Welsh rural affairs secretary Lesley Griffiths has rejected calls to pause a consultation into future farming policy for Wales, which farmers and opposition Senedd members have branded “unworkable”.

Conservative MS and shadow rural affairs minister Samuel Kurtz wrote to Mrs Griffiths earlier this week, urging the Welsh government to pause its consultation on the Sustainable Farming Scheme (SFS), which closes on 7 March.

See also: Hundreds of farmers unite in anger at Welsh SFS proposals

During a subsequent meeting in the Senedd, Mr Kurtz asked the minister if she had considered his request.

Mrs Griffiths stressed she had held discussions with NFU Cymru about feedback from farmers from their SFS roadshows, but refused to halt the consultation.

She said: “We need to wait for that consultation to finish. There will then be further discussions. There will then be further economic analysis.

“No decision will be rushed and I have said there won’t be that transition to SFS until that scheme is ready.”

‘Enough is enough’

Mr Kurtz told Farmers Weekly that if the Welsh government persisted with its plans for an “unworkable” scheme, farmers “will inevitably make their voices heard”.

“The cumulative effect of the all-Wales NVZ [nitrate vulnerable zone], failure on bovine TB eradication, cuts to the rural affairs budget and now the Sustainable Farming Scheme and what it’s asking farmers to do around tree planting, has led many to say ‘enough is enough’.”

North Wales hill farmer Gareth Wyn Jones agreed that many farmers are unhappy with the Welsh government’s SFS proposals, adding that it should “pause the consultation and take a breath”.

He said: “We don’t need to rush this through.

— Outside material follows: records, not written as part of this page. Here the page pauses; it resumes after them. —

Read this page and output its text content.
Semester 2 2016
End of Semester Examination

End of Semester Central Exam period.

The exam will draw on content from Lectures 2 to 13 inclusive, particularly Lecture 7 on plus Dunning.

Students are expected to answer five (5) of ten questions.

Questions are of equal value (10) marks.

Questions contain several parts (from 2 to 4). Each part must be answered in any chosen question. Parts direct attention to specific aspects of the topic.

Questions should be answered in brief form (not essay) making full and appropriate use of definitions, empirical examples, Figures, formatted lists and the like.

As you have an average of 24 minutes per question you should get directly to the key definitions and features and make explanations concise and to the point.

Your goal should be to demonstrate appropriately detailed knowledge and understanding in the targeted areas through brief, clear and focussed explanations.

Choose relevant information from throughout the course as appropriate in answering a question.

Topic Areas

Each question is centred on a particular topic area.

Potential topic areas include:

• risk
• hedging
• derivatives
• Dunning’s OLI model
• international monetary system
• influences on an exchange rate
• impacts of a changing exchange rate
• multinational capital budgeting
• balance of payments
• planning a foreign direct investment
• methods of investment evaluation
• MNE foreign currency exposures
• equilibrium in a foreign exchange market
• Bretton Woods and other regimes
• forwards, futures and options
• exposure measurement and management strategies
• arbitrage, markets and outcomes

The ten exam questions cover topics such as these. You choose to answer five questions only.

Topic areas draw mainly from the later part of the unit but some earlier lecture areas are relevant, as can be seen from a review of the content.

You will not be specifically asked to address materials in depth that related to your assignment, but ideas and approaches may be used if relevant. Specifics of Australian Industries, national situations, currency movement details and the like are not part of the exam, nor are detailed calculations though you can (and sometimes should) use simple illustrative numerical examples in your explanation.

A study has shown the plans could devastate our farming industry and result in the loss of 5,500 jobs – that’s almost twice the jobs expected to be lost with the closure of the Tata Steel works in Port Talbot.”


Following a series of policy roadshows attended by more than 2,000 farmers, NFU Cymru president Aled Jones said he fully understood the frustrations the industry is feeling and that the SFS as it stands is not going to give them the stability they need.

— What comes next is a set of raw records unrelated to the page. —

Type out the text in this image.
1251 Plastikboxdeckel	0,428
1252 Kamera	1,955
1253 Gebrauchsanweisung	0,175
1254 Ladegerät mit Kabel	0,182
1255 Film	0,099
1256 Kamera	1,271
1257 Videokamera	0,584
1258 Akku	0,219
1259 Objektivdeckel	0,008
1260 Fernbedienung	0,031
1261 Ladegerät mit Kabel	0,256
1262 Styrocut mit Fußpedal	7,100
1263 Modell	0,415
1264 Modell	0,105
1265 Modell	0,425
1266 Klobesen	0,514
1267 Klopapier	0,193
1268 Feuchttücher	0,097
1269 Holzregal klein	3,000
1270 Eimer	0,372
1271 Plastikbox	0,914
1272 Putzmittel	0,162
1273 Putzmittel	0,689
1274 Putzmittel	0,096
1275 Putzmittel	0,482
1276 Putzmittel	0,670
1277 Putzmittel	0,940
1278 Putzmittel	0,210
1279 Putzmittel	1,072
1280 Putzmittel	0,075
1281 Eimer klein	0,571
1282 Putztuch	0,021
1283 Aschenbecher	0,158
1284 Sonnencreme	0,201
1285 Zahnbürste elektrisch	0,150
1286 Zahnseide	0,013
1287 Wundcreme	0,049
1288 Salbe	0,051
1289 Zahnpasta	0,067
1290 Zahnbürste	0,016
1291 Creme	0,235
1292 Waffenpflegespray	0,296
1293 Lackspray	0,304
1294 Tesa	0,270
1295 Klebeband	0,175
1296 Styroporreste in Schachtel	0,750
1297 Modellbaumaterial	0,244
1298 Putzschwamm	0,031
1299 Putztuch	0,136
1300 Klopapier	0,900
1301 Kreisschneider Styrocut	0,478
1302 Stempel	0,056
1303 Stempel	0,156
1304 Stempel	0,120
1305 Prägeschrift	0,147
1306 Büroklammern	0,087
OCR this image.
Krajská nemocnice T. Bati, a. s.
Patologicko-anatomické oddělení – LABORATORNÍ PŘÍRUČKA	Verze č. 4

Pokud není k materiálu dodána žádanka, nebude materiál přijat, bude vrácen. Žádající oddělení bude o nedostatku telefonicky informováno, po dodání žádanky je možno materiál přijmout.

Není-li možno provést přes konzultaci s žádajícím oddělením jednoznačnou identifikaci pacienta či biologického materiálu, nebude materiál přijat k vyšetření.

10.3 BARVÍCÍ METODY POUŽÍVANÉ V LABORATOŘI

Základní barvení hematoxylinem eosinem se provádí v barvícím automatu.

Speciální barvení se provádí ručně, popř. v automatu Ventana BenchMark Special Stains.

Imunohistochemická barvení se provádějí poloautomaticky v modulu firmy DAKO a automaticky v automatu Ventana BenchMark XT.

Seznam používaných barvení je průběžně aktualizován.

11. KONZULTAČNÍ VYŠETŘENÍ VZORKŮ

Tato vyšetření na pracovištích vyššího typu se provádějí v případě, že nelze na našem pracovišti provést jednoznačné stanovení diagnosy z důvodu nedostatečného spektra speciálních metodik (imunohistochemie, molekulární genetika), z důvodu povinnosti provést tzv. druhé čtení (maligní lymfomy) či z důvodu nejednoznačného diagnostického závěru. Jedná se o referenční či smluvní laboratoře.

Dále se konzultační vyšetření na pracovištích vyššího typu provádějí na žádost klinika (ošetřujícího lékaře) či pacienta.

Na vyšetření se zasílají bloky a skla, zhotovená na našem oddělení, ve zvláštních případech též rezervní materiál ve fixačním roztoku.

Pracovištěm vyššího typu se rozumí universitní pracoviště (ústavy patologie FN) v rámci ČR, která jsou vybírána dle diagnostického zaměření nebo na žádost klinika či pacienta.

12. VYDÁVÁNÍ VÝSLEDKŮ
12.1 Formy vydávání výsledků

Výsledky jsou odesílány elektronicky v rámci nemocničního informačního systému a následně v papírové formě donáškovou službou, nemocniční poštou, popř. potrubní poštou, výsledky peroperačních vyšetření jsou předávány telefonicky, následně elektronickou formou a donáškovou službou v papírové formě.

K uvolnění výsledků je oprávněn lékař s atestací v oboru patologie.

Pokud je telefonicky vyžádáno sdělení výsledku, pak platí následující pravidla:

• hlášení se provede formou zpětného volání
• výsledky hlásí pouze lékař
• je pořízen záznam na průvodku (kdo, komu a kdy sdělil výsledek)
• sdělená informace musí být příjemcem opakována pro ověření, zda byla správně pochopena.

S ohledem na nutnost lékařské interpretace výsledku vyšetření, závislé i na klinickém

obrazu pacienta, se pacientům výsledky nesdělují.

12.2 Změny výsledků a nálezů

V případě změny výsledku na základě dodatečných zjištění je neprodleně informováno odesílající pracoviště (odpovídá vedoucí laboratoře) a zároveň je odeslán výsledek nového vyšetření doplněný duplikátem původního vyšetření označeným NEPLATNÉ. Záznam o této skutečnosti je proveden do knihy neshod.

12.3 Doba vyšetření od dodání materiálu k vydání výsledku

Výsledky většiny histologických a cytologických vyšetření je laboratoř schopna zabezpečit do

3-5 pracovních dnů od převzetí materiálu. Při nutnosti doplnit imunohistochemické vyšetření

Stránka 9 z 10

“We met with the rural affairs minister on Tuesday [6 February] and left her in no doubt over the strength of feeling and seriousness of the situation following the robust feedback we have received from our series of roadshows,” he said.

Farmers in Wales are now questioning whether they should stage protests against Welsh government farming policies, which they say threaten their livelihoods and future generations.

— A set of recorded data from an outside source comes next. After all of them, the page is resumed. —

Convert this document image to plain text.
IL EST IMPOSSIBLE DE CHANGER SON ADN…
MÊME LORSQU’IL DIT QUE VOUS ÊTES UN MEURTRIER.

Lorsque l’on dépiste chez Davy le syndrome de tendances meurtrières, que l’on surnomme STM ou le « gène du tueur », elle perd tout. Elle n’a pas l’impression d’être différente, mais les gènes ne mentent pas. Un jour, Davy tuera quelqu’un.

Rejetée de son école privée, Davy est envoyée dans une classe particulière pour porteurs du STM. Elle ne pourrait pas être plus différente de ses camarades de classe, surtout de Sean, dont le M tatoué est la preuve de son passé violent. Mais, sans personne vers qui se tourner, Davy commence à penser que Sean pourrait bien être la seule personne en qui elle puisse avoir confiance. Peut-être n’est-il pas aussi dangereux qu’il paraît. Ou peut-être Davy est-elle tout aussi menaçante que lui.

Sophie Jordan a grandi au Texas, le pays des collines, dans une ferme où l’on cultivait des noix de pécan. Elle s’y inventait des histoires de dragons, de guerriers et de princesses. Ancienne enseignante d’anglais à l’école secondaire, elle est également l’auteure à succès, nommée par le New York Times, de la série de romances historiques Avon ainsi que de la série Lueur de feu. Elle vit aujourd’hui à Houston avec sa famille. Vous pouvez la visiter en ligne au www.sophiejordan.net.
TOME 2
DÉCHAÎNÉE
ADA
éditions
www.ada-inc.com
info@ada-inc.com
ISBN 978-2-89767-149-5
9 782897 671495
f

Hundreds of farmers were due to gather at Carmarthen mart on Thursday evening (8 February) to discuss possible direct action – following a meeting a week earlier at Welshpool Livestock Market, which attracted more than 1,000 farmers.

One source said: “Farmers decided at the Welshpool meeting they didn’t want to launch any European-style mass protests. No one wants to disrupt people’s daily activities. We don’t want to be vilified as farmers.

“The second meeting in Carmarthen will discuss the possibility of protests, but nothing is decided so far. It is all speculation.”

In England, any appetite for farmer protests appears to be low. Martin Fox, founder of campaign group Proud to Farm, which held protests at supermarket depots last October, said there were no similar plans this time round.

Direct action pays in Europe

Continental farmers have won fresh concessions in response to their widespread protests, with the EU Commission shelving plans to halve the use of pesticides in food production by 2030.

That plan was agreed two years ago, as part of the so-called Green Deal. But addressing the European parliament on Tuesday (6 February), EU commission president Ursula von der Leyen said it was time for a rethink.

“This proposal has become a symbol of polarisation,” she said. “A different approach is needed.”

EU farmers have repeatedly complained that removing these agrochemicals would damage food production and expose them to unfair competition from overseas.

The announcement came a week after the EU agreed to delay plans requiring all EU farmers to put 4% of their land into fallow, while providing more protection from imports of cheap Ukrainian grain.

The French government has also promised its farmers a package worth more than €400m (£340m), including direct aid to livestock farmers and additional tax breaks.

German farmers have also benefited from a decision by their government to maintain subsidies on red diesel, while Spanish farmers have been promised €270m (£230m) in drought aid.